HoloGAN: Unsupervised learning of 3D representations from natural images
Thu Nguyen-Phuoc, Chuan Li, Lucas Theis, Christian Richardt, Yong-Liang Yang
International Conference on Computer Vision ICCV 2019
ABSTRACT
We propose a novel generative adversarial network (GAN) for the task of unsupervised learning of 3D representations from natural images. Most generative models rely on 2D kernels to generate images and make few assumptions about the 3D world. These models therefore tend to create blurry images or artefacts in tasks that require a strong 3D understanding, such as novel-view synthesis. HoloGAN instead learns a 3Drepresentation of the world, and to render this representation in a realistic manner. Unlike other GANs, HoloGAN provides explicit control over the pose of generated objects through rigid-body transformations of the learnt 3D features. Our experiments show that using explicit 3D features enables HoloGAN to disentangle 3D pose and identity, which is further decomposed into shape and appearance, while still being able to generate images with similar or higher visual quality than other generative models. HoloGAN can be trained end-to-end from unlabelled 2D images only. Particularly, we do not require pose labels, 3D shapes, or multiple views of the same objects. This shows that HoloGAN is the first generative model that learns 3D representations from natural images in an entirely unsupervised manner.
METHOD OVERVIEW
To learn 3D representations from 2D images without labels, HoloGAN extends traditional unconditional GANs by introducing a strong inductive bias about the 3D world into the generator network. Specifically, HoloGAN generates images by learning a 3D representation of the world and to render it realistically such that it fools the discriminator. View manipulation therefore can be achieved by directly applying 3D rigid-body transformations to the learnt 3D features. In other words, the images created by the generator are a view-dependent mapping from a learnt 3D representation to the 2D image space. This is different from other GANs which learn to map a noise vector z directly to 2D features to generate images.

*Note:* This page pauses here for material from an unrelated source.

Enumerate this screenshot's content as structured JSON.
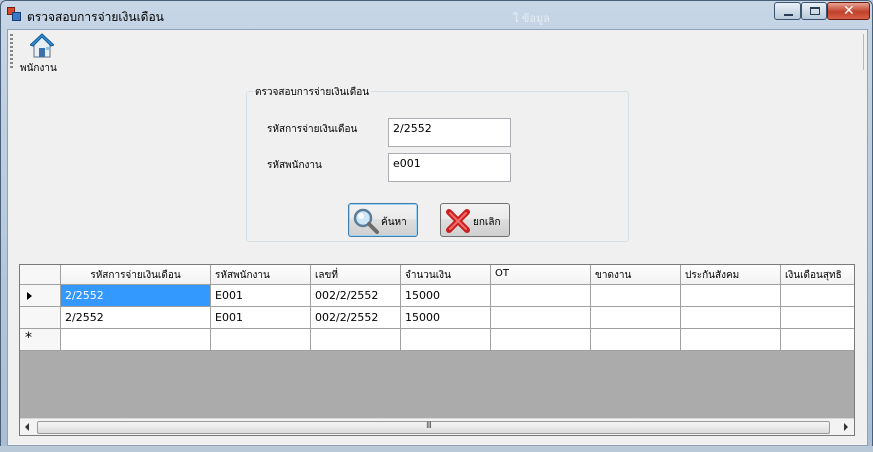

HoloGAN further decomposes identity into shapes (controlled by 3D features) and apperance (controlled by 2D features). We sample two latent codes, z1 and z2, and feed them through HoloGAN. This shows that by using 3D convolutions to learn 3D representations and 2D convolutions to learn shading, HoloGAN learns to separate shape from appearance directly from unlabelled images, allowing separate manipulation of these factors.